30 May 2007

Exploring New Technology 6: the Help Desk

This hysterical video demonstrates that the Help Desk is often still a new technology, or at least a new resource,to many.



And here, again, is that dichotomy between the technologists and the "rest of us." But if you notice the technologist in this video is fully connected to the user? Is it me, or is the "guy from the help desk" just helpful, not condescending?

This incredulous notion of the truly helpful helpdesk surfaces as well in Sunday's New York Times with a piece about what makes Apple's Stores so successful. Quite simply, it is the emotional connection users make with the help they are offered from the resident "geniuses" (Apple's helpdesk). According to the article, the help provided or rather, the feeling that help is just around the corner, results in an unprecedented retail phenomenon: “People can just walk in, absorb the fumes and feel like the smartest technophile in the world.”

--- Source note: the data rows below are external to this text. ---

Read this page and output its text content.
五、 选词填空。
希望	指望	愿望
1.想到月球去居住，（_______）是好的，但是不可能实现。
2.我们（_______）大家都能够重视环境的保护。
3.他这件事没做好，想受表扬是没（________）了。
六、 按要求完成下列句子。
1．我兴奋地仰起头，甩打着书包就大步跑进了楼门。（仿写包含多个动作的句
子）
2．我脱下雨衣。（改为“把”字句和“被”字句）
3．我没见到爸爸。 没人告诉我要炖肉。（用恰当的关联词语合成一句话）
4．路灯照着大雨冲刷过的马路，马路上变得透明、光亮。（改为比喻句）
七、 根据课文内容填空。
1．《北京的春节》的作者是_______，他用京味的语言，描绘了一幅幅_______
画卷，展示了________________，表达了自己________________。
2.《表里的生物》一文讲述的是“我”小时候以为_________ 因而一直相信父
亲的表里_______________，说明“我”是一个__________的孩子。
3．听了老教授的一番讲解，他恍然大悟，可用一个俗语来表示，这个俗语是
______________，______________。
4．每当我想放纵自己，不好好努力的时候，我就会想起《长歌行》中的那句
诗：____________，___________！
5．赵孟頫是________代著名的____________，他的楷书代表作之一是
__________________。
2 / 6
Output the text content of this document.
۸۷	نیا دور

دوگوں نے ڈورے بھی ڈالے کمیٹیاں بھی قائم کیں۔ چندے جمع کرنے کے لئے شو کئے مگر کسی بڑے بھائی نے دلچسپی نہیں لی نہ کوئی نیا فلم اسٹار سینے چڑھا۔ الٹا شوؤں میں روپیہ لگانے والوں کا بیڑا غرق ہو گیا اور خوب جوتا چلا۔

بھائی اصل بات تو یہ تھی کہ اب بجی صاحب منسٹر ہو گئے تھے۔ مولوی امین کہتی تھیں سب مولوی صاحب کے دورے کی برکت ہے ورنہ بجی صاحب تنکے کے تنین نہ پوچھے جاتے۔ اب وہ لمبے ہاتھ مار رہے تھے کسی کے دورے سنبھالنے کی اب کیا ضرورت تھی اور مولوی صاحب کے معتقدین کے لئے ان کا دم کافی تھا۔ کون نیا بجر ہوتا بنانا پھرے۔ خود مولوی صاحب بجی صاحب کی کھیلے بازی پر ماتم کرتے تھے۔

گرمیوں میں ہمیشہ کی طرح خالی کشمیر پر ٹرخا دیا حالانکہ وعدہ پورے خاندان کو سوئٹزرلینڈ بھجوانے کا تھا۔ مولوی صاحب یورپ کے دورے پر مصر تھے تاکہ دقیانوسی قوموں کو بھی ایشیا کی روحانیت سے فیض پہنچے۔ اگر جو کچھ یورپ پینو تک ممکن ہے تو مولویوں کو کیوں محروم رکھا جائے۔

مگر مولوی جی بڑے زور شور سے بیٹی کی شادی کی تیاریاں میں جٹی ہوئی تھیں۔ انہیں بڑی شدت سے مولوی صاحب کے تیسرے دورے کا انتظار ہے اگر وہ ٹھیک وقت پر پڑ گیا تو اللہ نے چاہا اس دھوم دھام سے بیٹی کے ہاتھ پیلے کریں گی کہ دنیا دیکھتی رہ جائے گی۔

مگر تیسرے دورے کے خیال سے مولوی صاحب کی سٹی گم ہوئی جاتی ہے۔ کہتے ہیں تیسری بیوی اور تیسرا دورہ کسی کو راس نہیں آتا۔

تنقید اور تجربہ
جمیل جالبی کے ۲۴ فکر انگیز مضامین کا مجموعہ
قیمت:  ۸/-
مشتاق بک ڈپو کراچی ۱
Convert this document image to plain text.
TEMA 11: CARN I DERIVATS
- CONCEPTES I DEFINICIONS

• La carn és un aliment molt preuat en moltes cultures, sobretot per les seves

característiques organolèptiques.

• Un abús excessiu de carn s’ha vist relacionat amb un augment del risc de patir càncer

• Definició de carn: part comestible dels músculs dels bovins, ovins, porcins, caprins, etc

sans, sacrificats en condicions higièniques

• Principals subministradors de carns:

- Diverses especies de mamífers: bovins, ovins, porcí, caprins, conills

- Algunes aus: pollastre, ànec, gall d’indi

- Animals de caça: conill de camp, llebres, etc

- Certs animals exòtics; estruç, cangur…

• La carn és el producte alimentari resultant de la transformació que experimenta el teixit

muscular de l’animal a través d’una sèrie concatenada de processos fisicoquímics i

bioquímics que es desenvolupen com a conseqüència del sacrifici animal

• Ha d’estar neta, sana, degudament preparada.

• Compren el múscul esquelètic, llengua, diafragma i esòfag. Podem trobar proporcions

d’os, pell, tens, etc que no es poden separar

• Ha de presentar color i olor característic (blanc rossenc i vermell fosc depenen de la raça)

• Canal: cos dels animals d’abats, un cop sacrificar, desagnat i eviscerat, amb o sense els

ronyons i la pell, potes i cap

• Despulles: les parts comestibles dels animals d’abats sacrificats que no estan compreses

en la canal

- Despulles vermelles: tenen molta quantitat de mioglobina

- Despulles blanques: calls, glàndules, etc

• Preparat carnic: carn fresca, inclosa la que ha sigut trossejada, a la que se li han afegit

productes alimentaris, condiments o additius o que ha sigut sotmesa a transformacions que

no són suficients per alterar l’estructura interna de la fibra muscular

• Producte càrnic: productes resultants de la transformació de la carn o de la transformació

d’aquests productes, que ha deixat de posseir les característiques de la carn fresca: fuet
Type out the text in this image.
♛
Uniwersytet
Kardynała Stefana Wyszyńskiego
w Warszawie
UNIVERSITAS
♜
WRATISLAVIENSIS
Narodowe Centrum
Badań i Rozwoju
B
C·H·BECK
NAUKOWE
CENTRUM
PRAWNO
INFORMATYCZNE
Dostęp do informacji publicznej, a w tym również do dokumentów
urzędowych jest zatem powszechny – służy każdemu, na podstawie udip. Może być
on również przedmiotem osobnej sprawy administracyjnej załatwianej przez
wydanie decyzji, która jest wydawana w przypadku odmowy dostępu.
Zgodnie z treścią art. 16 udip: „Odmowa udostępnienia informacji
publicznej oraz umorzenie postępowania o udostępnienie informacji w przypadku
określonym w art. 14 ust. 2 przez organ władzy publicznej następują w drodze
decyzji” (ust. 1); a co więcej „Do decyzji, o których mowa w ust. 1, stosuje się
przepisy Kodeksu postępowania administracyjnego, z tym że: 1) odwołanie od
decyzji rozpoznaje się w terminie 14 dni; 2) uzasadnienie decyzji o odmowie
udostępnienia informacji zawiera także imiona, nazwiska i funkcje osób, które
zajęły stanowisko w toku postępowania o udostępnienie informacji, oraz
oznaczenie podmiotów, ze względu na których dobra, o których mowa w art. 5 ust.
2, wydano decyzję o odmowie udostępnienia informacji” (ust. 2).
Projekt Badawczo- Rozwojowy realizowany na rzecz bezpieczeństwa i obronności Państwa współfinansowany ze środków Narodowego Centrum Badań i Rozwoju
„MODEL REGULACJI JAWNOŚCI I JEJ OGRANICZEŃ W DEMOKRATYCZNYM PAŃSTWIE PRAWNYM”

Isn't it interesting that the library does not incite the same phenomenon? That a place where information is at your finger tips without requiring a purchase and help is ever present and always free is still often considered obsolete? Often I would suggest that we need an image change or need to represent ourselves better but in this instance, but not this time. Wouldn't it seem that the Help Desk model is based on the Reference Desk concept? Wouldn't it seem that even the Apple bar of Geniuses is based on help in human form, much like what you find at any library?